Redmond claimed in an advisory that the flaw could be exploited by a specially crafted web page viewed through IE versions 7-11 inclusive.
It added:
“An attacker who successfully exploited this vulnerability could gain the same user rights as the current user. Customers whose accounts are configured to have fewer user rights on the system could be less impacted than those who operate with administrative user rights.”
The flaw, CVE-2015-2502, is rated critical on Windows clients for Vista, Win7, Win8, 8.1, and Windows 10, and moderate on Windows Server 2008, 2012, 2012 R2 and the Windows Server Technical Preview.
Although new browser Edge isn’t affected, Windows 10 is listed because the new OS also features Internet Explorer.
The RCE flaw exists when IE improperly accesses an object in memory. The vulnerability could corrupt memory, allowing an attacker to execute arbitrary code, Microsoft said.
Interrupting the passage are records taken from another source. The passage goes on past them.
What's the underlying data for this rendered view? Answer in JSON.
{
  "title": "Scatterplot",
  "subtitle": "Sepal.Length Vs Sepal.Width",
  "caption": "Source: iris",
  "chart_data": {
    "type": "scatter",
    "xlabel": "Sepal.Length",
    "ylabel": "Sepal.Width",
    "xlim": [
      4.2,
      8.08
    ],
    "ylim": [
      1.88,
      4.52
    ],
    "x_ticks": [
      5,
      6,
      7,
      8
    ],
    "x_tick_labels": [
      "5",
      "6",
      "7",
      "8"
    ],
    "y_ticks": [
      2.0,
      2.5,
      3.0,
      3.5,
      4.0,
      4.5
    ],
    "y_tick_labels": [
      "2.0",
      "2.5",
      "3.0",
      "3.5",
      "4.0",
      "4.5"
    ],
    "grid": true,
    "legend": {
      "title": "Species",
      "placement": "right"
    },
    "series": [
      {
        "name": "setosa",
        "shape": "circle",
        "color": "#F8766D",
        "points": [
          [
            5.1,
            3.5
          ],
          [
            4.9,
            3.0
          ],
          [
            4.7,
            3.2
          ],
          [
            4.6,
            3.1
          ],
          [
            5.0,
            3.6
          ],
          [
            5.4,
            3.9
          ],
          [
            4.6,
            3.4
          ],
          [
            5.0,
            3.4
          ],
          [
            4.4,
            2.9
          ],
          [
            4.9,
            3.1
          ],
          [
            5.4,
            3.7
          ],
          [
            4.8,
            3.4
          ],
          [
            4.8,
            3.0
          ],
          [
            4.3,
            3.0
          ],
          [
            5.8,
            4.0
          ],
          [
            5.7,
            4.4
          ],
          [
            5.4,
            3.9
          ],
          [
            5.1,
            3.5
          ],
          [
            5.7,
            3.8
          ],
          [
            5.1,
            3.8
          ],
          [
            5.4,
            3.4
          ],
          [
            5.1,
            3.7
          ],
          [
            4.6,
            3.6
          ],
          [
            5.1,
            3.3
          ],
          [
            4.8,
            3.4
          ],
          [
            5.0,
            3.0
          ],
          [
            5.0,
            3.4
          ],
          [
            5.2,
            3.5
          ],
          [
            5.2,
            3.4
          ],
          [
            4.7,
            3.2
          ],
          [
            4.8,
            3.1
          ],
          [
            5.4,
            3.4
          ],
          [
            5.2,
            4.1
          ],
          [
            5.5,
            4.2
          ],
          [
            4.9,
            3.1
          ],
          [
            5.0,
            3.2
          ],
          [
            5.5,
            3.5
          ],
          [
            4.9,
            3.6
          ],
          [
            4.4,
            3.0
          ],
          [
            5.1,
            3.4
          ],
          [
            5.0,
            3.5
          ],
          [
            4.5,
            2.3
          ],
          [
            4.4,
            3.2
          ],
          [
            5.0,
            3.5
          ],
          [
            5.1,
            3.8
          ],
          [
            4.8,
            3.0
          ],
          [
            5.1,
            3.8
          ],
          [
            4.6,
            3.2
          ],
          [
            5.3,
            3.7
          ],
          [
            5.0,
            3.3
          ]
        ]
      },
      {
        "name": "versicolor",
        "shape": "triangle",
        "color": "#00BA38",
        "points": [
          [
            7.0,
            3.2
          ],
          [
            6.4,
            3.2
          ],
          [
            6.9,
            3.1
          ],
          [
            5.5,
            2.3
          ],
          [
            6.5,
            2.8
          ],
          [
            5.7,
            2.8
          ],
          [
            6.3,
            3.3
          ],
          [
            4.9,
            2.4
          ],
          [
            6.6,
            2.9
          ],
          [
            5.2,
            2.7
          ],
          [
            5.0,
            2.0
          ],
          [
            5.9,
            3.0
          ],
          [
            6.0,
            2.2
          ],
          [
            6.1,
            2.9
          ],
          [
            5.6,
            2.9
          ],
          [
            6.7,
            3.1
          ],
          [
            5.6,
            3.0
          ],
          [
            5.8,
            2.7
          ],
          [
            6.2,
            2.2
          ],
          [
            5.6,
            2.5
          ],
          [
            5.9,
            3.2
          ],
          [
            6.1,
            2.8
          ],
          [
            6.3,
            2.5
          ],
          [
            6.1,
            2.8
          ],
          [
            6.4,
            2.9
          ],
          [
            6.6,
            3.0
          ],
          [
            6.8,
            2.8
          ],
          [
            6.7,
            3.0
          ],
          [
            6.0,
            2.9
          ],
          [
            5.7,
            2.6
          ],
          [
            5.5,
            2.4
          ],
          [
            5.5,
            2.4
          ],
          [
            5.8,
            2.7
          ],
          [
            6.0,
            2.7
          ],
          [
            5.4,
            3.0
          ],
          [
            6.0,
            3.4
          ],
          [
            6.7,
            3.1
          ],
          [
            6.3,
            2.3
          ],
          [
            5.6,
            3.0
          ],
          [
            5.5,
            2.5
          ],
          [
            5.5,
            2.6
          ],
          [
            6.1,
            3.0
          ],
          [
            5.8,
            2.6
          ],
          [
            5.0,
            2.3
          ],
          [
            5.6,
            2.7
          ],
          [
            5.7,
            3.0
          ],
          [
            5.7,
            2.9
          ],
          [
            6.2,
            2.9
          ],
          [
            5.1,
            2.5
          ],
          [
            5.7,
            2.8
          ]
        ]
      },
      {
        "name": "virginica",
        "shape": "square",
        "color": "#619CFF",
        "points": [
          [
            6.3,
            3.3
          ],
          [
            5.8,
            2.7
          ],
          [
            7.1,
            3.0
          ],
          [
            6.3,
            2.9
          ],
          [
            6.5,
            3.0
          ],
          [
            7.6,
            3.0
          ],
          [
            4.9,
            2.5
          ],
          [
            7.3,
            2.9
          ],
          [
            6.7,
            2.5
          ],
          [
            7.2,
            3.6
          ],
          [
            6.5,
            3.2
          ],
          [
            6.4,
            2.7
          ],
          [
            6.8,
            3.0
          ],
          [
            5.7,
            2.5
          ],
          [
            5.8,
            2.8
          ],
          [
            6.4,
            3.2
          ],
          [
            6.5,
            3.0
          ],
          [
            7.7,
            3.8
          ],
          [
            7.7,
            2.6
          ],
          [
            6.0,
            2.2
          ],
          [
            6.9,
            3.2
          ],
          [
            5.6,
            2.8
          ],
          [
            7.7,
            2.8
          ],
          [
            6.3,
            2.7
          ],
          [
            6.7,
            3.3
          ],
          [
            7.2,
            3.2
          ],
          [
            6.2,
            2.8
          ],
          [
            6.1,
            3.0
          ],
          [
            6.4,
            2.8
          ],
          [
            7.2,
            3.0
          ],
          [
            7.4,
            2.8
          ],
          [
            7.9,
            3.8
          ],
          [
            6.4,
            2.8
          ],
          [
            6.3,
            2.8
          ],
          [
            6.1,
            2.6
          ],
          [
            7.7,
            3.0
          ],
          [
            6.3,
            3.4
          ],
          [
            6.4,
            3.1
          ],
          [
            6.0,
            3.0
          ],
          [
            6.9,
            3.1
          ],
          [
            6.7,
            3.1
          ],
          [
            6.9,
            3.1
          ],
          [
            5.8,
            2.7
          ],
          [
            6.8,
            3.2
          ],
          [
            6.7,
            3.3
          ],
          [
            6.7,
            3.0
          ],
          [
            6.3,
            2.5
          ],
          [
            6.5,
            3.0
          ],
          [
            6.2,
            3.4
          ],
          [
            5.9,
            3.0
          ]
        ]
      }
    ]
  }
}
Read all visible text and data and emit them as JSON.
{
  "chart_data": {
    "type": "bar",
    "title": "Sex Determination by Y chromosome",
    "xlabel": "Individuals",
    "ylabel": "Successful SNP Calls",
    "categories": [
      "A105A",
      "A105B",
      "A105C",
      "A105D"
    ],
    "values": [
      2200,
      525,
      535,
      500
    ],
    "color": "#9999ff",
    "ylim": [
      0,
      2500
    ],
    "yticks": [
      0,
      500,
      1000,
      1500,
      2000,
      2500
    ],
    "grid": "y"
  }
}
The attacker would also have to trick a user into visiting a malicious web page, typically by clicking on a link.
Microsoft added:
“An attacker who successfully exploited this vulnerability could gain the same user rights as the current user. If the current user is logged on with administrative user rights, an attacker who successfully exploited this vulnerability could take complete control of an affected system. An attacker could then install programs; view, change, or delete data; or create new accounts with full user rights. Systems where Internet Explorer is used frequently, such as workstations or terminal servers, are at the most risk from this vulnerability.”
The update fixes the issue by modifying how IE handles objects in memory.
“Some of the attack vectors include web sites and HTML emails and worse, it’s being actively exploited in the wild,” commented Core Security systems engineer, Bobby Kuzma.
“I strongly urge everyone to push this patch as soon as possible, subject to testing requirements.”